Les Ombres, la nuit…# 3

Au pied du mur.

En parfait comédien, Victor ménagea ses effets. Il posa, non sans une certaine grâce, son téléphone sur la table basse, puis, comme si de rien n’était, il se dirigea vers la fenêtre qui donnait sur l’arrière de la place saint-Sauveur. Derrière son dos, il sentait l’attente de ses amis, ces “eh alors” que personne n’osait prononcer. S’allumant une cigarette, observant la place, comme pour faire croire que la statue de Louis XIV s’était envolée, il murmura son habituel “p’tain”, véritable signature vocale qui ponctuait presque toutes ses phrases. 

Lisbeth, qui connaissait son Victor comme le fond de sa poche osa enfin lui dire qu’ils en avaient tous assez de cette petite comédie, qu’il était tard, très tard et que, merde, ils avaient bien le droit de connaître la teneur du coup de fil de “tonton”. 
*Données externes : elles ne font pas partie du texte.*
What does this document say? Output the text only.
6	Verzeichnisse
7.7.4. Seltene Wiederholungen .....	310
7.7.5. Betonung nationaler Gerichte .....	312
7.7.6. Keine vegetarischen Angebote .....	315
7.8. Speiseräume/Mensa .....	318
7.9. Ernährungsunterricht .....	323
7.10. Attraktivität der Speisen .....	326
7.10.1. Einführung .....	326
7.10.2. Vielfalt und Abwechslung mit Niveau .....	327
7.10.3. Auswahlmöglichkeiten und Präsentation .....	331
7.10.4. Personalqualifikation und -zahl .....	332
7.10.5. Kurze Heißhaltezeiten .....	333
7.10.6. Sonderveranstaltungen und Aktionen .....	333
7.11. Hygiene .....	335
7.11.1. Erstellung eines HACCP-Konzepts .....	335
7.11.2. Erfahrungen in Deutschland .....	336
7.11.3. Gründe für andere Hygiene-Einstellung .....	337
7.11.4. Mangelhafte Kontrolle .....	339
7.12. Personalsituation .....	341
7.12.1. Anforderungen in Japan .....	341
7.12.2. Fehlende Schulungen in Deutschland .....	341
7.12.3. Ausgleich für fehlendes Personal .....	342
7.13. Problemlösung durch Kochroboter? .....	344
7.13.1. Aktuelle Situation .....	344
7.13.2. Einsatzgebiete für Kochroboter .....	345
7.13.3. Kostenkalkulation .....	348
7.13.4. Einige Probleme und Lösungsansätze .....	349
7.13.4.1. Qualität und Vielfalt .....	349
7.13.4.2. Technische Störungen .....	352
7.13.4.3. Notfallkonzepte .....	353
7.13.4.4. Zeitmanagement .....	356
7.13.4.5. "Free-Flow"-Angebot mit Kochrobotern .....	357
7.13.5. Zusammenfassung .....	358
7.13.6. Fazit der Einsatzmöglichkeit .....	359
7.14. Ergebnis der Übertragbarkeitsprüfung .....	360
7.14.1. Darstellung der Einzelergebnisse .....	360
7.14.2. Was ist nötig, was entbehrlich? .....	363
Tonton, outre ses liens directs de parenté avec Victor, était par ailleurs adjoint au maire de la petite ville de B. à quelques kilomètres de Caen. Pour faire vite et cesser ce suspens digne d’une série pour M6, Victor cracha enfin le morceau : s’ils le voulaient, ils pouvaient disposer de la salle des fêtes municipale, et, cerise sur le gâteau, gratuitement. Il y avait, comme toujours quelques obligations, genre installer l’asso dans cette bonne petite ville, mais en dehors de cela, Tonton se chargeait du reste. Il se chargerait surtout de rassurer le Maire de cette paisible bourgade qui risquait tout de même de très mal digérer sa tisane “Bonne nuit” en découvrant que sa salle des fêtes pouvait devenir un repère à “djeunes”. Et ne parlons pas de la drogue, des nuisances sonores, du parking trop petit, de la proximité de l’Ehpad et de je ne sais quoi d’autre. Tonton s’en chargeait, il avait le Maire dans la poche qui lui devait bien ça ! Victor, qui ne voulait surtout pas en savoir plus sur cette obligation, s’était bien gardé de demander comment ferait son oncle pour faire passer cette petite révolution “culturelle” dans un village qui, jusqu’à présent, considérait comme une audace ultime un rendez-vous annuel autour du polar nordique piloté par la directrice de l’école communale, grande lectrice devant l’éternel, et amoureuse de Kurt Wallander, le héros d’Henning Mankell. 

La question était la suivante : Tonton posait comme unique condition une réponse avant mercredi (moins d’une semaine donc) car il tenait, selon la logique d’un calendrier politique que les dépassait tous les cinq, à en poser le principe lors de la prochaine réunion du conseil municipal. 

C’est juste pour une fois ? demanda Romuald, toujours effrayé quand il s’agissait de devenir concret. Si on veut (et si ça se passe bien renchérit Jonas, en bon citadin de service et qui ne croyait pas du tout dans ce miracle incertain d’une bourgade se convertissant du jour au lendemain à la mode du clubbing), on peut avoir la salle une fois par mois, un samedi même !  Toute l’année demanda Lisbeth. Toute l’année avec un accord de mise à disposition dans le cadre d’un soutien aux associations culturelles. 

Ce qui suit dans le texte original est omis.